Do You Really Need a Will?

Filed under: Estate Planning

Have you had a will prepared yet? If you’re like 58 percent of Americans, you haven’t bothered to create this basic, but very important document. While having a will does not avoid the probate process and is only one part of a properly designed estate plan, it provides some very important information and evidence of your intent.

A properly drafted will names guardians for minor children, disinherits ex-spouses, names the person or persons you wish to help administer your estate if a probate proceeding is required, and allows you to decide where and when your assets go upon your death.

It is a common misconception that when you die, your spouse (or children) will automatically receive everything in your estate.

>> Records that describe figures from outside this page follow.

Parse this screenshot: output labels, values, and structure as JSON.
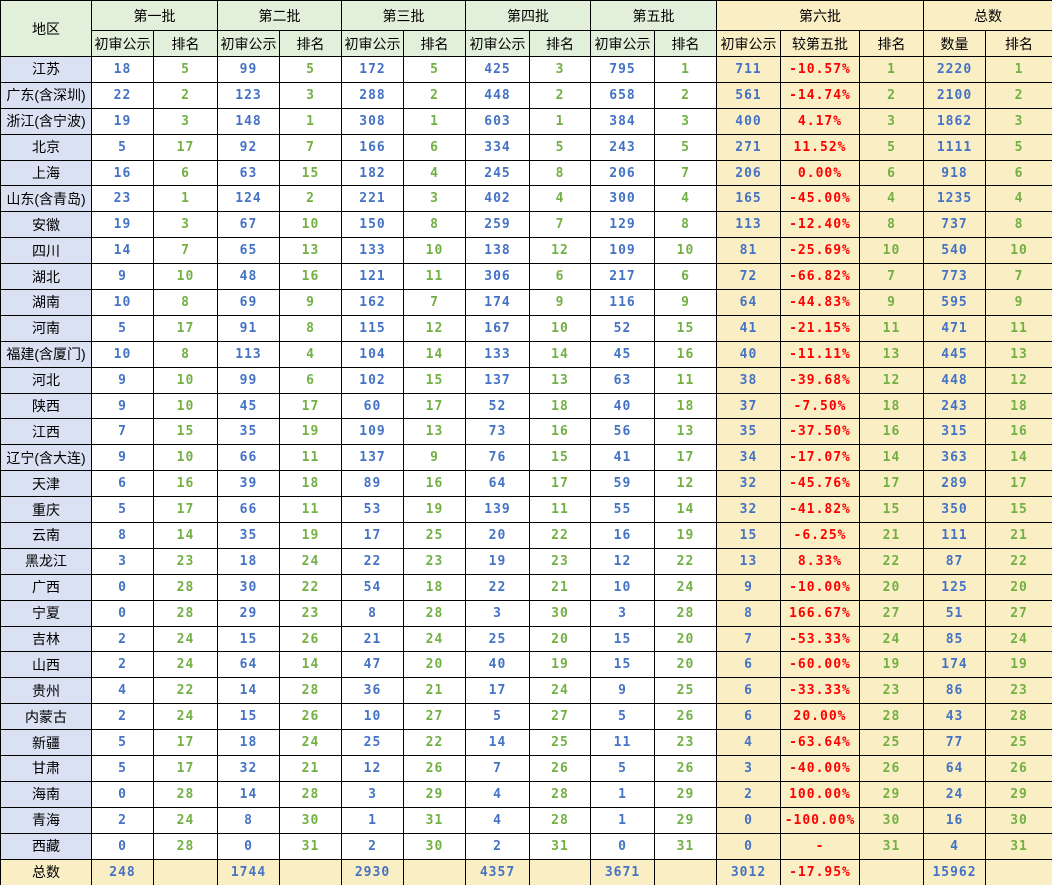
{
  "table": {
    "region_header": "地区",
    "batch_groups": [
      {
        "label": "第一批",
        "columns": [
          "初审公示",
          "排名"
        ]
      },
      {
        "label": "第二批",
        "columns": [
          "初审公示",
          "排名"
        ]
      },
      {
        "label": "第三批",
        "columns": [
          "初审公示",
          "排名"
        ]
      },
      {
        "label": "第四批",
        "columns": [
          "初审公示",
          "排名"
        ]
      },
      {
        "label": "第五批",
        "columns": [
          "初审公示",
          "排名"
        ]
      },
      {
        "label": "第六批",
        "columns": [
          "初审公示",
          "较第五批",
          "排名"
        ]
      },
      {
        "label": "总数",
        "columns": [
          "数量",
          "排名"
        ]
      }
    ],
    "rows": [
      {
        "region": "江苏",
        "values": [
          "18",
          "5",
          "99",
          "5",
          "172",
          "5",
          "425",
          "3",
          "795",
          "1",
          "711",
          "-10.57%",
          "1",
          "2220",
          "1"
        ]
      },
      {
        "region": "广东(含深圳)",
        "values": [
          "22",
          "2",
          "123",
          "3",
          "288",
          "2",
          "448",
          "2",
          "658",
          "2",
          "561",
          "-14.74%",
          "2",
          "2100",
          "2"
        ]
      },
      {
        "region": "浙江(含宁波)",
        "values": [
          "19",
          "3",
          "148",
          "1",
          "308",
          "1",
          "603",
          "1",
          "384",
          "3",
          "400",
          "4.17%",
          "3",
          "1862",
          "3"
        ]
      },
      {
        "region": "北京",
        "values": [
          "5",
          "17",
          "92",
          "7",
          "166",
          "6",
          "334",
          "5",
          "243",
          "5",
          "271",
          "11.52%",
          "5",
          "1111",
          "5"
        ]
      },
      {
        "region": "上海",
        "values": [
          "16",
          "6",
          "63",
          "15",
          "182",
          "4",
          "245",
          "8",
          "206",
          "7",
          "206",
          "0.00%",
          "6",
          "918",
          "6"
        ]
      },
      {
        "region": "山东(含青岛)",
        "values": [
          "23",
          "1",
          "124",
          "2",
          "221",
          "3",
          "402",
          "4",
          "300",
          "4",
          "165",
          "-45.00%",
          "4",
          "1235",
          "4"
        ]
      },
      {
        "region": "安徽",
        "values": [
          "19",
          "3",
          "67",
          "10",
          "150",
          "8",
          "259",
          "7",
          "129",
          "8",
          "113",
          "-12.40%",
          "8",
          "737",
          "8"
        ]
      },
      {
        "region": "四川",
        "values": [
          "14",
          "7",
          "65",
          "13",
          "133",
          "10",
          "138",
          "12",
          "109",
          "10",
          "81",
          "-25.69%",
          "10",
          "540",
          "10"
        ]
      },
      {
        "region": "湖北",
        "values": [
          "9",
          "10",
          "48",
          "16",
          "121",
          "11",
          "306",
          "6",
          "217",
          "6",
          "72",
          "-66.82%",
          "7",
          "773",
          "7"
        ]
      },
      {
        "region": "湖南",
        "values": [
          "10",
          "8",
          "69",
          "9",
          "162",
          "7",
          "174",
          "9",
          "116",
          "9",
          "64",
          "-44.83%",
          "9",
          "595",
          "9"
        ]
      },
      {
        "region": "河南",
        "values": [
          "5",
          "17",
          "91",
          "8",
          "115",
          "12",
          "167",
          "10",
          "52",
          "15",
          "41",
          "-21.15%",
          "11",
          "471",
          "11"
        ]
      },
      {
        "region": "福建(含厦门)",
        "values": [
          "10",
          "8",
          "113",
          "4",
          "104",
          "14",
          "133",
          "14",
          "45",
          "16",
          "40",
          "-11.11%",
          "13",
          "445",
          "13"
        ]
      },
      {
        "region": "河北",
        "values": [
          "9",
          "10",
          "99",
          "6",
          "102",
          "15",
          "137",
          "13",
          "63",
          "11",
          "38",
          "-39.68%",
          "12",
          "448",
          "12"
        ]
      },
      {
        "region": "陕西",
        "values": [
          "9",
          "10",
          "45",
          "17",
          "60",
          "17",
          "52",
          "18",
          "40",
          "18",
          "37",
          "-7.50%",
          "18",
          "243",
          "18"
        ]
      },
      {
        "region": "江西",
        "values": [
          "7",
          "15",
          "35",
          "19",
          "109",
          "13",
          "73",
          "16",
          "56",
          "13",
          "35",
          "-37.50%",
          "16",
          "315",
          "16"
        ]
      },
      {
        "region": "辽宁(含大连)",
        "values": [
          "9",
          "10",
          "66",
          "11",
          "137",
          "9",
          "76",
          "15",
          "41",
          "17",
          "34",
          "-17.07%",
          "14",
          "363",
          "14"
        ]
      },
      {
        "region": "天津",
        "values": [
          "6",
          "16",
          "39",
          "18",
          "89",
          "16",
          "64",
          "17",
          "59",
          "12",
          "32",
          "-45.76%",
          "17",
          "289",
          "17"
        ]
      },
      {
        "region": "重庆",
        "values": [
          "5",
          "17",
          "66",
          "11",
          "53",
          "19",
          "139",
          "11",
          "55",
          "14",
          "32",
          "-41.82%",
          "15",
          "350",
          "15"
        ]
      },
      {
        "region": "云南",
        "values": [
          "8",
          "14",
          "35",
          "19",
          "17",
          "25",
          "20",
          "22",
          "16",
          "19",
          "15",
          "-6.25%",
          "21",
          "111",
          "21"
        ]
      },
      {
        "region": "黑龙江",
        "values": [
          "3",
          "23",
          "18",
          "24",
          "22",
          "23",
          "19",
          "23",
          "12",
          "22",
          "13",
          "8.33%",
          "22",
          "87",
          "22"
        ]
      },
      {
        "region": "广西",
        "values": [
          "0",
          "28",
          "30",
          "22",
          "54",
          "18",
          "22",
          "21",
          "10",
          "24",
          "9",
          "-10.00%",
          "20",
          "125",
          "20"
        ]
      },
      {
        "region": "宁夏",
        "values": [
          "0",
          "28",
          "29",
          "23",
          "8",
          "28",
          "3",
          "30",
          "3",
          "28",
          "8",
          "166.67%",
          "27",
          "51",
          "27"
        ]
      },
      {
        "region": "吉林",
        "values": [
          "2",
          "24",
          "15",
          "26",
          "21",
          "24",
          "25",
          "20",
          "15",
          "20",
          "7",
          "-53.33%",
          "24",
          "85",
          "24"
        ]
      },
      {
        "region": "山西",
        "values": [
          "2",
          "24",
          "64",
          "14",
          "47",
          "20",
          "40",
          "19",
          "15",
          "20",
          "6",
          "-60.00%",
          "19",
          "174",
          "19"
        ]
      },
      {
        "region": "贵州",
        "values": [
          "4",
          "22",
          "14",
          "28",
          "36",
          "21",
          "17",
          "24",
          "9",
          "25",
          "6",
          "-33.33%",
          "23",
          "86",
          "23"
        ]
      },
      {
        "region": "内蒙古",
        "values": [
          "2",
          "24",
          "15",
          "26",
          "10",
          "27",
          "5",
          "27",
          "5",
          "26",
          "6",
          "20.00%",
          "28",
          "43",
          "28"
        ]
      },
      {
        "region": "新疆",
        "values": [
          "5",
          "17",
          "18",
          "24",
          "25",
          "22",
          "14",
          "25",
          "11",
          "23",
          "4",
          "-63.64%",
          "25",
          "77",
          "25"
        ]
      },
      {
        "region": "甘肃",
        "values": [
          "5",
          "17",
          "32",
          "21",
          "12",
          "26",
          "7",
          "26",
          "5",
          "26",
          "3",
          "-40.00%",
          "26",
          "64",
          "26"
        ]
      },
      {
        "region": "海南",
        "values": [
          "0",
          "28",
          "14",
          "28",
          "3",
          "29",
          "4",
          "28",
          "1",
          "29",
          "2",
          "100.00%",
          "29",
          "24",
          "29"
        ]
      },
      {
        "region": "青海",
        "values": [
          "2",
          "24",
          "8",
          "30",
          "1",
          "31",
          "4",
          "28",
          "1",
          "29",
          "0",
          "-100.00%",
          "30",
          "16",
          "30"
        ]
      },
      {
        "region": "西藏",
        "values": [
          "0",
          "28",
          "0",
          "31",
          "2",
          "30",
          "2",
          "31",
          "0",
          "31",
          "0",
          "-",
          "31",
          "4",
          "31"
        ]
      }
    ],
    "total_row": {
      "region": "总数",
      "values": [
        "248",
        "",
        "1744",
        "",
        "2930",
        "",
        "4357",
        "",
        "3671",
        "",
        "3012",
        "-17.95%",
        "",
        "15962",
        ""
      ]
    }
  },
  "colors": {
    "header_green": "#e2efda",
    "header_yellow": "#faeec4",
    "region_blue": "#d9e1f2",
    "highlight_yellow": "#faeec4",
    "count_text": "#4472c4",
    "rank_text": "#72b043",
    "percent_text": "#ff0000",
    "border": "#000000"
  }
}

Because doing nothing is the path of least resistance, many Americans do not see the point of writing down their wishes.

Unfortunately, pursuant to California probate law, that’s not the way it always goes. If you die without having created a will, the laws of intestate succession will determine who inherits your estate and in what percentages. In California, your spouse will not automatically inherit everything. The estate could be divided between your spouse and surviving children, which may or may not be what you wanted.

If your children are still minors, your spouse will be burdened by the chore of maintaining separate funds for each child. If your children are grown, dividing the estate this way could leave your spouse without adequate income in retirement. Further, you may want to benefit one child more than another child based on their success as adults, age, or special needs.

If you aren’t married and don’t have children, the situation becomes even more clouded. Unless you have surviving parents or siblings, your estate could be transferred to distant cousins or even escheat (revert back) to the state of California. Moreover, you may wish to leave your property to someone else instead (e.g., a close friend or romantic partner), but this will not happen unless you specify your wishes within a will.

In other words, if you want to be in control of how your assets and property are divided and ultimately distributed, you must prepare and properly execute a will containing specific directions and evidencing your intent. Don’t make assumptions about the future of your money, your spouse, or any other heir. Take the time to consult with an estate planning attorney, and discuss the various options for ensuring that your final wishes will be honored and your family, friends and loved ones are protected.